Dans ce lieu dédié et inauguré en mai dernier, quelque 130 femmes sont réparties dans trois ateliers : apprentissage de la coupe-couture, boulangerie-pâtisserie et culture de champignons. Ces projets ont en effet pour but de renforcer les communautés via la formation professionnelle des jeunes et des femmes victimes et/ou exposées à l’exploitation et aux abus sexuels et à toute autre forme de violence. Cette initiative vise ainsi à faciliter le retour et la réinsertion des jeunes et des femmes victimes dans leur milieu d’origine.
« Grâce à la sensibilisation et au travail de notre réseau communautaire de signalement des plaintes, ma communauté est plus stable aujourd’hui. Je suis fière des progrès que nous avons accomplis tous ensemble », a notamment déclaré Charlotte Kurusumu Muongo, présidente du réseau communautaire de signalement des plaintes de Sake.
A Bujovu, l’un des quartiers de Goma particulièrement affecté du fait de sa proximité avec les installations de Nations Unies, le réseau communautaire de signalement des plaintes fonctionne particulièrement bien. « Depuis 2016, nous avons sensibilisé plus de 8.000 habitants du quartier », explique son président, Célestin Bahemuke. « Ainsi, les cas d’exploitation et d’abus sexuels ont diminué de façon drastique », se félicite-t-il. Grâce à cette mobilisation de la communauté pour prévenir l’exploitation et les abus sexuels, un projet en faveur des victimes a aussi pu y être implanté en août 2018. Une vingtaine de femmes vulnérables y suivent des cours de coupe-couture, comme J., qui estime que sa vie a changé grâce à ce programme de soutien aux victimes : « Je sais maintenant coudre des vêtements simples et je n’ai plus besoin d’avoir recours à la prostitution pour subvenir à mes besoins ».
Depuis 2013, la MONUSCO travaille avec les communautés afin que « non seulement les populations, mais également le personnel, soient mieux protégés des conséquences dévastatrices qui pourraient découler de ces interactions », a rappelé Adama Ndao, cheffe de l’unité Conduite et Discipline de la MONUSCO.

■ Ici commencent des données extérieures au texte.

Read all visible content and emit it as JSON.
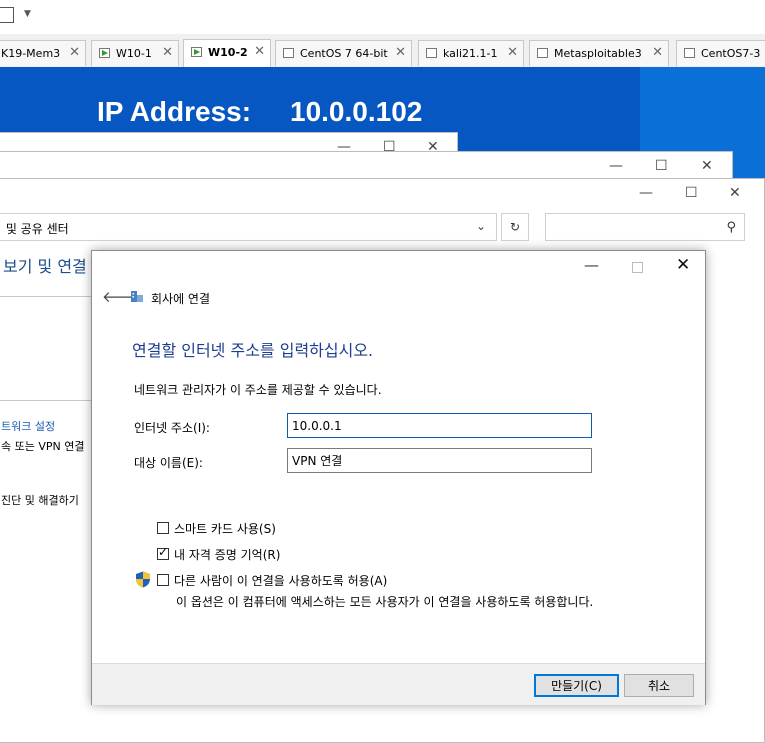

Financés à hauteur de 175.000 dollars américains par le fonds d’affectation spéciale en faveur des victimes d’exploitation et d’abus sexuels, sur contribution du Japon et de la Norvège, ces projets concernent les provinces du Nord et du Sud-Kivu, notamment Bujovu, Munigi et Sake (Nord-Kivu) et Kavumu (Sud-Kivu).
*Afin de préserver l’anonymat des bénéficiaires, seule l’initiale des prénoms est conservée.